Hospitality & Food Service Actions
Waste reporting - Understanding where waste arises, and in what amounts, is an important step in hospitality and food service efficiency. In recent years, digital solutions have emerged for commercial kitchens to address this issue and provide staff with a better understanding of the amount of waste generated.
Consumer staff interventions - This is a diverse sector with a range of business types, with waste arising across the business (forecasting, preparation, consumer etc.). Engagement with the sector to encourage and educate buying, storage, preparation and serving best practices is one option.
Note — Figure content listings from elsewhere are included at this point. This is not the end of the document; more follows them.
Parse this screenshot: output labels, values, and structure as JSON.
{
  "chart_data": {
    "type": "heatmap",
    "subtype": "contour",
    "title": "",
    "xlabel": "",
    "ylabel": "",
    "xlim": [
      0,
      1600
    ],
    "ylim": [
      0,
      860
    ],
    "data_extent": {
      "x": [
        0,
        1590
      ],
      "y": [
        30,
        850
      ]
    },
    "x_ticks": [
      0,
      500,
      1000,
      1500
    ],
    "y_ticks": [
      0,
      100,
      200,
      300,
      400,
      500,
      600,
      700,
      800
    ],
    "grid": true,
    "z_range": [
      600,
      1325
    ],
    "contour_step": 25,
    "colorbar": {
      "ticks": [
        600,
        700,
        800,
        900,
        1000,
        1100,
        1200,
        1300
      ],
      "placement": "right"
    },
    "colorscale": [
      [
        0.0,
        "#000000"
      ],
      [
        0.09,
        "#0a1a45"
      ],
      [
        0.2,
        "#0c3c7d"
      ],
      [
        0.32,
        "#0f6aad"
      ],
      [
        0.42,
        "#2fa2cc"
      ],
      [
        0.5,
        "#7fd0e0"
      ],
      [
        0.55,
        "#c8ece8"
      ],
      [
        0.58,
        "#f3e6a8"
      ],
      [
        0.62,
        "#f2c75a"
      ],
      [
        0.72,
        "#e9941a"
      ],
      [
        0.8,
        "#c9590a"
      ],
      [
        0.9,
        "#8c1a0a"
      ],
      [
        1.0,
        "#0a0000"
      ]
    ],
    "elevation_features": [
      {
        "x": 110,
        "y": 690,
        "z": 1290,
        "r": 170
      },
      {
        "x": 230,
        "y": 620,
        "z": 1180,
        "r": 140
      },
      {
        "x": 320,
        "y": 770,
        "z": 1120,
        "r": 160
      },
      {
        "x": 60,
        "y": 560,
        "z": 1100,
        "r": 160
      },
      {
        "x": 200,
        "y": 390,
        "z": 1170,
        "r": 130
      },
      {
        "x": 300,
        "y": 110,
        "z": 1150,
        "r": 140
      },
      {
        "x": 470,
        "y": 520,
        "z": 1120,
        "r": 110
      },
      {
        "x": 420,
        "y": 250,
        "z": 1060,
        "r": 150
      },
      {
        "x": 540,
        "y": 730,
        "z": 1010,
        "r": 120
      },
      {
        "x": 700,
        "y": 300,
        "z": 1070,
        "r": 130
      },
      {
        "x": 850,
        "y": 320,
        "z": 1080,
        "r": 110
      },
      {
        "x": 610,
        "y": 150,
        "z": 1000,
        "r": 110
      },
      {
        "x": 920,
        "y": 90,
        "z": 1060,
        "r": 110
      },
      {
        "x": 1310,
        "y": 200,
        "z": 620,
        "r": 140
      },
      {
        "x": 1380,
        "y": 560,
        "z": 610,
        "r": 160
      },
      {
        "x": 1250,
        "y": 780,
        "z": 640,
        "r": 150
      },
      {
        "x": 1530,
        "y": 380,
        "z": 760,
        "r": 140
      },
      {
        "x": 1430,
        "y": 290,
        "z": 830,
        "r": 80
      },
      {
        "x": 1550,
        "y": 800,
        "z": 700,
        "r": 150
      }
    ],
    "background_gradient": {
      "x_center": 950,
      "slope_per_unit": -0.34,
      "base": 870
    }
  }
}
WRAP’s Guardians of Grubcampaign provides tools and resources to support the sector, encouraging businesses to engage with these tools could help them.
Further food waste recycling - Wales already has a nearly universal food waste collection and a world leading recycling service, so many citizens may have already experienced this impact. This may be one of the reasons for Wales having lower food waste levels than the rest of the UK. However, participation and recycling rates still have scope for further improvement.
Consumer awareness campaigns - Consumer awareness campaigns are designed to educate the public at scale. Food waste campaigns inform consumers about the impacts of food waste and can help prevent specific behaviours that lead to food waste.
Consumer behaviour and upskilling interventions - more engaging interventions and coaching could help to improve behaviours and food skills, empowering people to manage their food more effectively.